Zu welchem Datum das Wirtschaftsjahr beginnt, ist flexibel wählbar. Bayerschen gab den Tipp, es nicht mit dem Kalenderjahr gleichzusetzen, sondern beispielsweise im Juli beginnen zu lassen. Dadurch lässt sich die Einkommenssteuer einmalig nach hinten verschieben, da der Gewinn erst dann als bezogen gilt, wenn das Wirtschaftsjahr endet.
Wie die ARZ Service GmbH Haan den digitalen Wandel im Apothekenmarkt begleiten kann, erklärte Vanessa de Vries als Teamleiterin der Kundenbetreuung. Beispielsweise hat das Abrechenzentrum die Anwendung »ApoSync« entwickelt, welche die Verwaltung von AMK-Meldungen, Rückrufen und den Abgleich mit Bestandsware erleichtern soll. Ein neues Angebot ist überdies das Kundenterminal »id.EXPRESS«, für das die ARZ seit Januar mit Pharmagest, einem Anbieter von IT-Lösungen im Gesundheitsbereich, zusammenarbeitet.
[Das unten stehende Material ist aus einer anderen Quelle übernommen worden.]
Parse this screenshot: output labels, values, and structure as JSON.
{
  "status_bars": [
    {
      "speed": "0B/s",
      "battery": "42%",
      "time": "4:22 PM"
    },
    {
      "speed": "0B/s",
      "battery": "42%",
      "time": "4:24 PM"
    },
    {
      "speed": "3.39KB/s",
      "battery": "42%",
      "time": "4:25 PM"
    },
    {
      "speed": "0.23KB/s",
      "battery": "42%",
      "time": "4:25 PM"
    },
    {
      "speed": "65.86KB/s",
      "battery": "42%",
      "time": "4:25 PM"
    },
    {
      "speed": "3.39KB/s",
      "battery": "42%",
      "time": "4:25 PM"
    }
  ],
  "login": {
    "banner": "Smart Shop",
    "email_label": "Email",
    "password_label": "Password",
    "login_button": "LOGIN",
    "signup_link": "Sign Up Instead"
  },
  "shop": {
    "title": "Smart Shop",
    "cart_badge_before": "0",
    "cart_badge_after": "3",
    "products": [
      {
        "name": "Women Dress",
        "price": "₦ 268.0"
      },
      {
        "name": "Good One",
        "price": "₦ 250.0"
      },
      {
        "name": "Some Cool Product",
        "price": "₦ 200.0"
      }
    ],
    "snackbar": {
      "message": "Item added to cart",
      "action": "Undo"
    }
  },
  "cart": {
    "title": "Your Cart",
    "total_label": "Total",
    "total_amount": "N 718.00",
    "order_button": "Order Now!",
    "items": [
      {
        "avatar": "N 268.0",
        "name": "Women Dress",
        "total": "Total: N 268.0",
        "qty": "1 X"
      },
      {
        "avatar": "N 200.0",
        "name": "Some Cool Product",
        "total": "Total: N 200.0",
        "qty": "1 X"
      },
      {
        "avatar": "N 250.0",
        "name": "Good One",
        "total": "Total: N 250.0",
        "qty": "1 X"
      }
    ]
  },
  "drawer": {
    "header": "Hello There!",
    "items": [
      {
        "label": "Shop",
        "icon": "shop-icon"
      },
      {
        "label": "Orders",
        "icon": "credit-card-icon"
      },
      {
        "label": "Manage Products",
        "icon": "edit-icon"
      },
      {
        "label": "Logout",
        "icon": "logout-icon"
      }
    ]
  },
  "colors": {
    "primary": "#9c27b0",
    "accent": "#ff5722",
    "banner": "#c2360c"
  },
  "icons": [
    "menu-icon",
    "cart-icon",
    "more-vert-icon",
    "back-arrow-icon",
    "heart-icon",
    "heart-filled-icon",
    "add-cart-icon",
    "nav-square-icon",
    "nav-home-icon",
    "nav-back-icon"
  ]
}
Das Kundenterminal habe drei Funktionen, erklärte die Expertin. Per elektronischer Gesundheitskarte oder QR-Code können E-Rezepte erfasst werden. Die betreffenden Medikamente können reserviert werden und es gibt eine Verfügbarkeitsprüfung. Die Beratung erfolgt dann bei der Abgabe durch das pharmazeutische Personal. Außerdem können am Terminal OTC-Produkte ausgewählt und am HV-Tisch abgeholt werden oder per Botendienst geliefert werden. Bestimmte Produkte aus dem Freiwahlbereich können außerdem direkt am Gerät bezahlt werden.
Wichtig: »Das Terminal ist kein Ersatz für Arbeitskräfte, aber es ist ein Zusatznutzen«, betonte de Vries. Insbesondere zu Stoßzeiten könne das Gerät die Wartezeit verkürzen.